Yep...there's really no right answer.

Seems like an interesting question, though...why do you need to know, if I may ask?


----------



## hoosiergal (Sep 16, 2009)

i only have a certain amount of space to store my hay and was wandering if i could divide it out between 2 goats how long would one bundle last me for.


----------



## freemotion (Sep 16, 2009)

Best to figure it out by the pound, as every farmer bales a bit differently.  It also depends on how much browse you have for them.  And the quality of the hay.  And if you feed grain, alfalfa pellets, beet pulp, etc.  And...and....and.....!


----------



## ksalvagno (Sep 16, 2009)

I would buy as many bales of hay that you can fit in your barn. Make sure it is excellent quality that the goats will eat it all. I would buy a bale and give it to the goats and see how they eat it before purchasing a load of hay. If you end up with too much hay, you can always sell it. There are always people who don't buy enough and then are scrambling to find hay. Better to have more than less. Been there and done that. Not pretty when you pay big bucks for crappy hay.


----------



## hoosiergal (Sep 16, 2009)

i do feed them good quality alfalfa hay and they love it. and i give them grain also as I have not much grazing pasture at this time.

thanks for your time and help


----------



## Mini-M Ranch (Sep 16, 2009)

Ok, I went out and counted.  My alfalfa hay square bales have 20 flakes about 5 inches thick each.  I have four goats that together eat three flakes of hay plus their grain.  They have almost no pasture now, not because their isn't any, but because they WON'T go out there.  They would rather hang around the fence and wait for my human kids to come and pet them.  lol.  

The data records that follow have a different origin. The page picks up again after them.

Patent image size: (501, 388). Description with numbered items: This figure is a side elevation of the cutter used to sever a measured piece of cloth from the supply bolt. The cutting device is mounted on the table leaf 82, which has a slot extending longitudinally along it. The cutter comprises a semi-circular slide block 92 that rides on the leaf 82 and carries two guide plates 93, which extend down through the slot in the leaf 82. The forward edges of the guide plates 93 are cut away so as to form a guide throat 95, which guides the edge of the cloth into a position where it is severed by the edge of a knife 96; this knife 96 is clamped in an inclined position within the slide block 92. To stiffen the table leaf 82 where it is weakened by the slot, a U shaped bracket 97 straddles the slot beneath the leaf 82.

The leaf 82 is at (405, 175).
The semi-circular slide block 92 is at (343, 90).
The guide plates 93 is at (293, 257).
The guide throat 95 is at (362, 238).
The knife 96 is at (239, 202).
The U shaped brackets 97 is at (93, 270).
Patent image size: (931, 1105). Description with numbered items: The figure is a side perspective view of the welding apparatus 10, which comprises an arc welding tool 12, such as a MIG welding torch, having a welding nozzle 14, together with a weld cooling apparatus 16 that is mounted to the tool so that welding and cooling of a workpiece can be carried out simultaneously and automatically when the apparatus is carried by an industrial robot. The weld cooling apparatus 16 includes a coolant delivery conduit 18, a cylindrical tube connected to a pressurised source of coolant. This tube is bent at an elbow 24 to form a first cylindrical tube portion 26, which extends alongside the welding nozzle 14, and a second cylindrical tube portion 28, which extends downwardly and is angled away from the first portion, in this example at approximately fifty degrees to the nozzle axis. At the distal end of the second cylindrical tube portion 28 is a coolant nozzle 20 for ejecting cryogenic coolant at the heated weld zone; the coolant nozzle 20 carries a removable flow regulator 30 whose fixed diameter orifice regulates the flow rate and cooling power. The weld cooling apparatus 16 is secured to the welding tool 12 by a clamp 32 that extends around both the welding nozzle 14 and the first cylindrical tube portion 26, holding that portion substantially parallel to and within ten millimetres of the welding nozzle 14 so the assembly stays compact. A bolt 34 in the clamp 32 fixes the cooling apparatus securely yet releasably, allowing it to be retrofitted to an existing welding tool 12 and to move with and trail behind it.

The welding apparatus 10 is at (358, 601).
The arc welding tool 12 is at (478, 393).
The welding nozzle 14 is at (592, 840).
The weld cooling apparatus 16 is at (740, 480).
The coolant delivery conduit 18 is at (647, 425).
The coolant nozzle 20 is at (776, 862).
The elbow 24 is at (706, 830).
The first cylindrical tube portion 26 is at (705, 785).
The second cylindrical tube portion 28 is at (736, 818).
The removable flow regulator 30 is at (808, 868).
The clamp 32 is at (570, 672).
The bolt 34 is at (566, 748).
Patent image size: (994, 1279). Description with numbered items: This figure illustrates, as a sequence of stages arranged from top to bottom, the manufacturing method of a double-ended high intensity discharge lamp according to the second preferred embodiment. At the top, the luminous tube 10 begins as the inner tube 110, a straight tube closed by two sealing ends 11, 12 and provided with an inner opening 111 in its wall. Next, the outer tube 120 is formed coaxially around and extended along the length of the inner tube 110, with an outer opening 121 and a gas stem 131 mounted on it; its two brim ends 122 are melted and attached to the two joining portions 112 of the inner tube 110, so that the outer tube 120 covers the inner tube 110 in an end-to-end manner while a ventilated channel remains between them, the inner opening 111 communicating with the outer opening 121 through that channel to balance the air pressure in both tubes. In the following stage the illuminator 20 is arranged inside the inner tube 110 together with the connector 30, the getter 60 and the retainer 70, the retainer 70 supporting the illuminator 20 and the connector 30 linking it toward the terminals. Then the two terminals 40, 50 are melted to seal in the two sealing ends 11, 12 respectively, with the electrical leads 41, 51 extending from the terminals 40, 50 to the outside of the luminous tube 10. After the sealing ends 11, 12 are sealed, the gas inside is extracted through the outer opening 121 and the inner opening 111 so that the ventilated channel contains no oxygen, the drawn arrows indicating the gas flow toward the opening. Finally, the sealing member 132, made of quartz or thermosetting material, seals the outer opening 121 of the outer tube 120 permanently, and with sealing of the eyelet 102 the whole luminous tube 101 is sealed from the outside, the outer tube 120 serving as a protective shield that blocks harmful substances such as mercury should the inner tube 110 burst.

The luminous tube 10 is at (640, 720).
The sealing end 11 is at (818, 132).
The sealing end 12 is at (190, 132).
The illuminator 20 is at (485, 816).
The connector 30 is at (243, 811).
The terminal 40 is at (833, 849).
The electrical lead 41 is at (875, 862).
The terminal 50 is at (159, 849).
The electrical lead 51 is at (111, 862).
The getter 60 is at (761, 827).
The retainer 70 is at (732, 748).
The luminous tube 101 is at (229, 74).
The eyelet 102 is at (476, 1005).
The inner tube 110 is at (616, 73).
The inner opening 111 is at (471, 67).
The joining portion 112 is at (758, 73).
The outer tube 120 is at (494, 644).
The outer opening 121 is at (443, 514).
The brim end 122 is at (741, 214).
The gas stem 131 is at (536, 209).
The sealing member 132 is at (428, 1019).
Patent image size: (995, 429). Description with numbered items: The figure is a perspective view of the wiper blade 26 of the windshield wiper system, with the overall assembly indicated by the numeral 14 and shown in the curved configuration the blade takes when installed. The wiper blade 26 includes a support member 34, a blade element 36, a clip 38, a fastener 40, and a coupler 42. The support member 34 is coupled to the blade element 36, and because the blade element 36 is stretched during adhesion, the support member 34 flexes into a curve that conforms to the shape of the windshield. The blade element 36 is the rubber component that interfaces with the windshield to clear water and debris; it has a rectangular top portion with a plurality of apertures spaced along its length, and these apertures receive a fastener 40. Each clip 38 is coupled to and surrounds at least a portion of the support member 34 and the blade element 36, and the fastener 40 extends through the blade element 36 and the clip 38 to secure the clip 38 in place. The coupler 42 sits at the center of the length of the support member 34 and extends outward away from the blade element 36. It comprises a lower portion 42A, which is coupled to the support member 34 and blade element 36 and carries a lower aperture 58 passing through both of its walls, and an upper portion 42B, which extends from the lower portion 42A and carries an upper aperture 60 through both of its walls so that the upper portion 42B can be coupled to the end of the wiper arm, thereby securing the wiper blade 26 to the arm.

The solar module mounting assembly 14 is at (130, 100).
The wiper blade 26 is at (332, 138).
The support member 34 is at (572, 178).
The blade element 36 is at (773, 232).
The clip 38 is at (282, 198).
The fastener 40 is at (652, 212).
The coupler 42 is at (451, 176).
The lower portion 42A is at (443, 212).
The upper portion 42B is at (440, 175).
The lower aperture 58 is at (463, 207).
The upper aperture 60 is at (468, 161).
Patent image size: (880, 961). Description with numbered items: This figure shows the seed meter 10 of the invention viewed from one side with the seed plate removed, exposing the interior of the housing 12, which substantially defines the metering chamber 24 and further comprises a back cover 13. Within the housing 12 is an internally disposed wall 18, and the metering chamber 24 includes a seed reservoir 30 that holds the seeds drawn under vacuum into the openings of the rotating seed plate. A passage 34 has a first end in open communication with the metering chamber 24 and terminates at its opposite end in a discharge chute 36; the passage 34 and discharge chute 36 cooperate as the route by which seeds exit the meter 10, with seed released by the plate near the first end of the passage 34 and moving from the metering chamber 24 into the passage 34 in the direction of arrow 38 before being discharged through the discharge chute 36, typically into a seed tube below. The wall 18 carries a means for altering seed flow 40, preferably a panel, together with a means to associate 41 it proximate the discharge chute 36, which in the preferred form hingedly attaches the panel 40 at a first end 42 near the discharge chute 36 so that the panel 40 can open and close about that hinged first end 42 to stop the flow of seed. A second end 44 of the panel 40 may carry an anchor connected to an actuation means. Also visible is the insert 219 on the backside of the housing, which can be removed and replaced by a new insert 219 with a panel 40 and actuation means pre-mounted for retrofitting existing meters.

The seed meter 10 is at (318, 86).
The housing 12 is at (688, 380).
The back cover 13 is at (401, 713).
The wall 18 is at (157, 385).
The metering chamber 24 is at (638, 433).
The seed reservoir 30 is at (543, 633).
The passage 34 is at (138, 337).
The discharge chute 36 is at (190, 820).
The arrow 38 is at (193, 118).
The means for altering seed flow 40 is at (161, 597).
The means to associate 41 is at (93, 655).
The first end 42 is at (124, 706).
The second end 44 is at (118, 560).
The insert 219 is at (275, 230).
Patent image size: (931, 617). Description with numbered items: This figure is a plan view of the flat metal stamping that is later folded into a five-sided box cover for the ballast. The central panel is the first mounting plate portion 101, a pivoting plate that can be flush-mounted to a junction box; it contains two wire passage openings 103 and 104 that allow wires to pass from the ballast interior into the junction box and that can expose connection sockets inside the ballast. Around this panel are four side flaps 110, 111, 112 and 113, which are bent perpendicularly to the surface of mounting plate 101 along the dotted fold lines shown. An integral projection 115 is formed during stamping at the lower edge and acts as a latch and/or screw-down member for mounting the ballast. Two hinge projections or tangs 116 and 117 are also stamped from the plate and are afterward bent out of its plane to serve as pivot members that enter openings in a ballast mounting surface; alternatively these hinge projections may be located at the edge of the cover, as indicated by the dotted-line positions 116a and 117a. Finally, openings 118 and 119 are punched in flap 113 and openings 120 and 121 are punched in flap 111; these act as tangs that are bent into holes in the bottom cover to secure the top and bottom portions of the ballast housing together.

I am figuring on two bales a week during the winter.  We are planning on storing two bales a week for 5 months.  That would be 20ish weeks, 2 bales a week = 40 bales.  Then we are adding 10 more bales just in case.  So, we are looking for 50 bales.

Hope that helps a little.  This is my first winter, too!


----------



## hoosiergal (Sep 17, 2009)

thanks guys. i do have some pasture area for them but like you said they would rather hang around the feed area and goat house.


----------